On October 4, 2013, Governor Jerry Brown signed into law Assembly Bill (“AB”) 1173, which reduces from 20 percent to 5 percent the additional California tax on nonqualified deferred compensation that fails to comply with Section 409A of the Internal Revenue Code (“Section 409A”). This rate reduction is effective January 1, 2013.

Section 409A applies to nonqualified deferred compensation that an employee or other service provider earns or has a legally binding right to receive in one tax year, but that is not payable until a later tax year. In order to avoid unfavorable tax treatment, such compensation arrangements must meet certain requirements, including advance elections as to the form and time of distribution, restrictions on distribution events, and a 6-month delay of severance payments to key employees of public companies.

If these requirements are not met, the deferred compensation will become subject to ordinary federal income tax as of the date on which the payment is no longer subject to a substantial risk of forfeiture. Section 409A also imposes a 20 percent additional federal income tax and an additional federal interest-based tax.

Prior to the enactment of AB 1173, California generally followed Section 409A, including the 20 percent additional tax for Section 409A noncompliance. Doing so effectively doubled the additional tax for nonqualified deferred compensation arrangements that do not comply with Section 409A. This has been widely viewed as unfair since the additional 20 percent California tax greatly exceeded the regular California income tax rate.
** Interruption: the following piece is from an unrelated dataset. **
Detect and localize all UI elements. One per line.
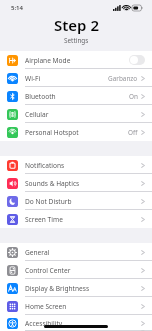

Furthermore, in combination with the already high additional federal tax imposed by Section 409A, California’s conforming additional tax was largely seen as punitive, given that service providers, who ultimately bear the cost of any Section 409A noncompliance, typically have little control over the timing and payout of their compensation. Even if the service provider had not yet been paid any of the compensation in question, Section 409A can trigger a taxable event and result in taxation.

The reduction of California’s additional state income tax rate on Section 409A noncompliance from 20 percent to 5 percent is welcome relief to California taxpayers. However, the relief provided by AB 1173 is limited to this additional tax rate reduction, and does not reduce California’s interest-based tax or other consequences resulting from Section 409A violations.